The closest thing in Today's Terraform is to have your callers set the attribute value to null and then handle that null somehow inside your module.
One way to do that is to combine the input variable with a local value that normalizes it, like this:
variable "example" {
type = map(object({
a = string
b = string
}))
}
locals {
example = {
for k, v in var.example : k => {
a = coalesce(v.a, "default a")
b = coalesce(v.b, "default b")
}
}
}
The coalesce function can be a good choice if you have a fallback value that isn't null or "", but really you can use any expression/function you like here to handle the null case in whatever way is appropriate for your needs.
You can then use local.example elsewhere in the module to get the normalized value, or var.example to get the raw value as given by the caller.

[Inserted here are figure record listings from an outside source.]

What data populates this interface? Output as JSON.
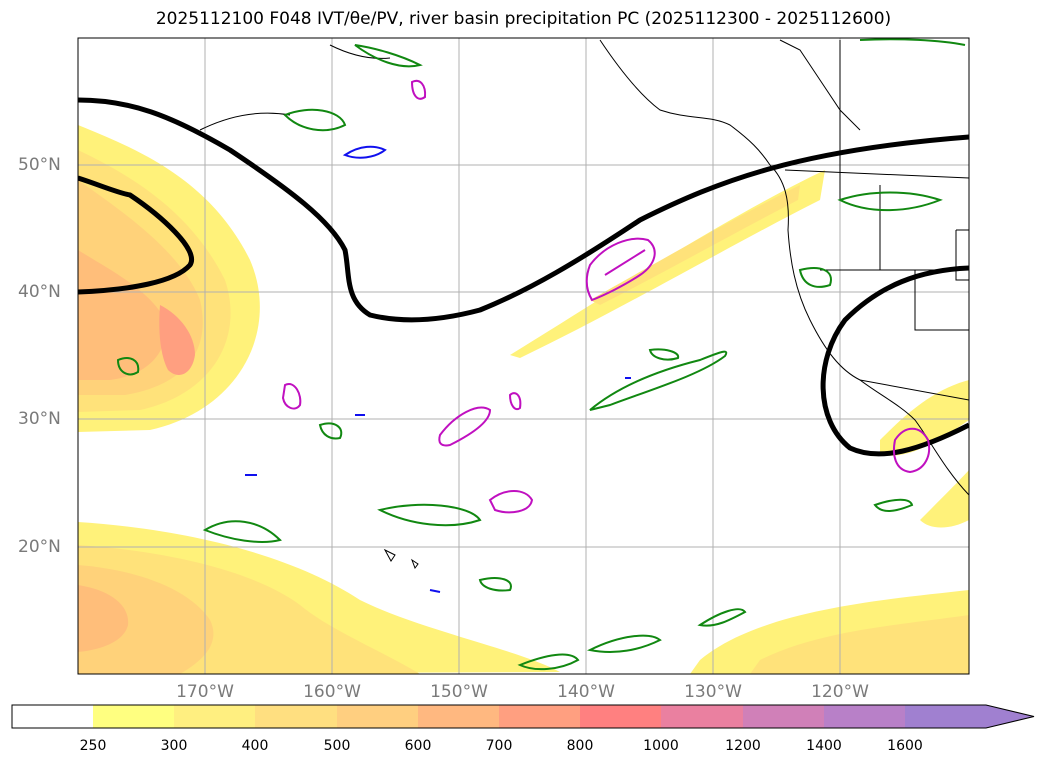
{
  "title": "2025112100 F048 IVT/θe/PV, river basin precipitation PC (2025112300 - 2025112600)",
  "map": {
    "lat_labels": [
      "50°N",
      "40°N",
      "30°N",
      "20°N"
    ],
    "lon_labels": [
      "170°W",
      "160°W",
      "150°W",
      "140°W",
      "130°W",
      "120°W"
    ]
  },
  "colorbar": {
    "ticks": [
      "250",
      "300",
      "400",
      "500",
      "600",
      "700",
      "800",
      "1000",
      "1200",
      "1400",
      "1600"
    ],
    "colors": [
      "#ffffff",
      "#ffff80",
      "#ffef80",
      "#ffdf80",
      "#ffcf80",
      "#ffb880",
      "#ff9f80",
      "#ff8080",
      "#ea80a0",
      "#d080b8",
      "#b880c8",
      "#a080d0"
    ]
  }
}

From a caller's perspective omitting those two attributes would look like this:
example = {
a = null
b = null
}
Terraform v0.14 (which is about to have its first beta release at the time I'm writing this) will include an experimental new feature to allow marking object type attributes as optional in type constraints:
terraform {
experiments = [module_variable_optional_attrs]
}
variable "example" {
type = map(object({
a = optional(string)
b = optional(string)
}))
}
The effect of this new optional(...) annotation is that the caller can omit that attribute when passing in an object value, in which case Terraform will perform the type conversion by inserting the attribute with the value null, rather than returning an error as it would by default.
Combined with the normalization approach I showed above this would then achieve the module interface you were looking for, without the need for callers to explicitly set null in order to omit the attributes:
example = {}
Unless this feature sees some show-stopping feedback during the Terraform 0.14 series it'll likely be stabilized in Terraform 0.15.